Я же любил этот город, думает Андрей. Все эти годы я любил его, но я больше не живу здесь, это больше не мой город, он остался в прошлом, сгинул, исчез, как исчезли буря и натиск первых журналистских лет, корпоративная скука редакционной работы и два первых лицейских класса, которых я учил литературе. В пятницу умерла бабушка Женя, Аня завтра улетит в свой Чикаго, тётя Наташа переедет жить к папе — у меня не осталось в Москве дел, меня ничто не держит здесь. Если у меня были долги, я их заплатил.

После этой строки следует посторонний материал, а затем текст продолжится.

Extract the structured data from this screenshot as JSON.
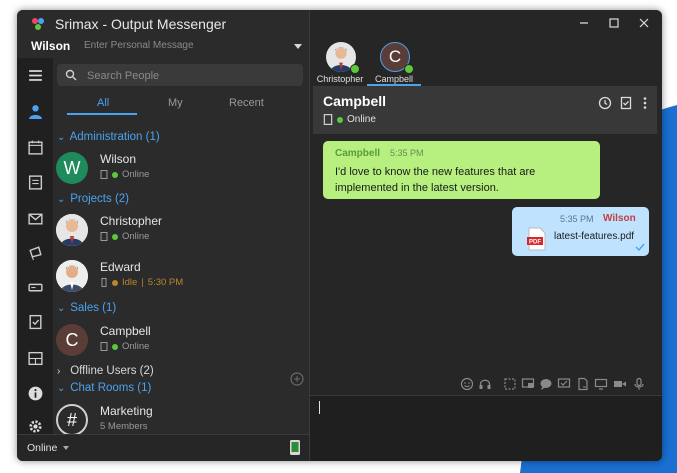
{
  "app": {
    "title": "Srimax - Output Messenger"
  },
  "user": {
    "name": "Wilson",
    "personal_message_placeholder": "Enter Personal Message",
    "status": "Online"
  },
  "search": {
    "placeholder": "Search People"
  },
  "tabs": [
    {
      "label": "All",
      "active": true
    },
    {
      "label": "My"
    },
    {
      "label": "Recent"
    }
  ],
  "groups": {
    "administration": "Administration (1)",
    "projects": "Projects (2)",
    "sales": "Sales (1)",
    "offline": "Offline Users (2)",
    "chat_rooms": "Chat Rooms (1)"
  },
  "contacts": {
    "wilson": {
      "name": "Wilson",
      "status": "Online",
      "initial": "W"
    },
    "christopher": {
      "name": "Christopher",
      "status": "Online"
    },
    "edward": {
      "name": "Edward",
      "status": "Idle",
      "time": "5:30 PM"
    },
    "campbell": {
      "name": "Campbell",
      "status": "Online",
      "initial": "C"
    }
  },
  "rooms": {
    "marketing": {
      "name": "Marketing",
      "members": "5 Members"
    }
  },
  "chat_tabs": [
    {
      "label": "Christopher"
    },
    {
      "label": "Campbell",
      "active": true
    }
  ],
  "chat": {
    "name": "Campbell",
    "status": "Online",
    "messages": [
      {
        "from": "Campbell",
        "time": "5:35 PM",
        "text": "I'd love to know the new features that are implemented in the latest version."
      },
      {
        "from": "Wilson",
        "time": "5:35 PM",
        "file": "latest-features.pdf"
      }
    ]
  },
  "colors": {
    "accent": "#4aa3f0",
    "online": "#5cc93d",
    "idle": "#b8862e",
    "incoming": "#b7f07f",
    "outgoing": "#bfe3ff"
  },
  "icons": {
    "sidebar": [
      "menu-icon",
      "contacts-icon",
      "calendar-icon",
      "notes-icon",
      "mail-icon",
      "announcement-icon",
      "drive-icon",
      "tasks-icon",
      "board-icon",
      "info-icon",
      "settings-icon"
    ],
    "composer_toolbar": [
      "emoji-icon",
      "headset-icon",
      "screenshot-icon",
      "screen-share-icon",
      "chat-bubble-icon",
      "chat-reply-icon",
      "file-send-icon",
      "screen-icon",
      "video-icon",
      "voice-icon"
    ]
  }
}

Снег падает на город, огромные хлопья несутся из чёрной выси, ветер заставляет их кружиться, не даёт долететь до земли, гоняет туда–сюда в хаотическом, неостановимом движении. Андрей идёт сквозь безумный танец снежинок, сквозь влажную февральскую метель, сквозь чужую московскую ночь, идёт туда, где три дня назад умерла Женя, туда, где она когда–то встретила свою судьбу, туда, где два года назад на кухне, залитой холодным зимним светом, она говорила с ним, вот он и уехал, уехал туда, где сейчас ждут ученики, ждёт дело, для которого он создан, которое никто не сделает, кроме него.

Он достаёт мобильный и, закрывая экран от снега, смотрит расписание, прикидывает: если купить билеты на утренний поезд, как раз успею забрать у отца сумку, а потом — в метро и на вокзал, буду к четвёртому уроку. Всего полтора дня пропустил, даже толком не отстал от плана занятий, недели за две все наверстаю.

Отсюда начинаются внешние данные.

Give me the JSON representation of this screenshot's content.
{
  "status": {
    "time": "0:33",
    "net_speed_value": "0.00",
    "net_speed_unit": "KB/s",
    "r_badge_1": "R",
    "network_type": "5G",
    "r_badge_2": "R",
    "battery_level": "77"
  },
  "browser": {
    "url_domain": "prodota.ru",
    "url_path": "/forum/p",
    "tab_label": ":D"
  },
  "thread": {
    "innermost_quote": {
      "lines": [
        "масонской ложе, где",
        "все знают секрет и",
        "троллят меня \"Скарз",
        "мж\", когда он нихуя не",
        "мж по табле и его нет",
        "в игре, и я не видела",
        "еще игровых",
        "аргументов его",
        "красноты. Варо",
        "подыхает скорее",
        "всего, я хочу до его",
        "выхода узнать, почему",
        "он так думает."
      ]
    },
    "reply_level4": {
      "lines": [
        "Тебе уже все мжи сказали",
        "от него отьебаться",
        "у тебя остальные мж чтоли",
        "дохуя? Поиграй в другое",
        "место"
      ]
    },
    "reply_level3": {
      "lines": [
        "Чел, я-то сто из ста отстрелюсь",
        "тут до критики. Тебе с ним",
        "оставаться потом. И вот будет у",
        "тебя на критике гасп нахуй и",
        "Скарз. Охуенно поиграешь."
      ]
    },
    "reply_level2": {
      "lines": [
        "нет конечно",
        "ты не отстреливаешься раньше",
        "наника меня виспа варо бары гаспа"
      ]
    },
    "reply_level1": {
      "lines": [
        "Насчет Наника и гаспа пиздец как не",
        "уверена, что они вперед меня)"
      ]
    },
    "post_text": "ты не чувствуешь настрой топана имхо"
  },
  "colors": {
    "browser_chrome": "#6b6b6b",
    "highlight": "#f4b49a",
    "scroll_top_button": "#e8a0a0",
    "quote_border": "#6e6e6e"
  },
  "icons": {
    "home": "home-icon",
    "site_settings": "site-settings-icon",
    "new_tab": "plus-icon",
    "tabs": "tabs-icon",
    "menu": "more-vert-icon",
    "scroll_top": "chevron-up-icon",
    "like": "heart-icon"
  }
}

Андрей ещё раз смотрит на часы и прибавляет шаг: ему есть куда спешить.

* * *

Зимним днём 1947 года трое молодых людей встретили свою любовь. Они были молоды, и впереди у них была жизнь, длинная и удивительная.

И вот теперь эта жизнь прошла.

Если в такой же ясный зимний день прийти на Донское кладбище, то, сверяясь с указателями, легко найти скромную могилу: никакого памятника, только надгробная плита. Стряхнув варежкой снег, можно прочитать три строки, выбитые на ней:

Ольга Аркадьевна Дымова (1929–1979)

Владимир Николаевич Дымов (1917–1991)

Евгения Александровна Никольская (1930–2014)

Если долго стоять, глядя, как белые хлопья контрастными пятнами опускаются на чёрный мрамор, то можно увидеть, как надпись исчезает под снегом, как не остаётся ничего: ни букв, ни цифр, ни дат, ни имён, только белая, искрящаяся на солнце поверхность, только пикируют с небес снежинки — одна за другой, одна за другой.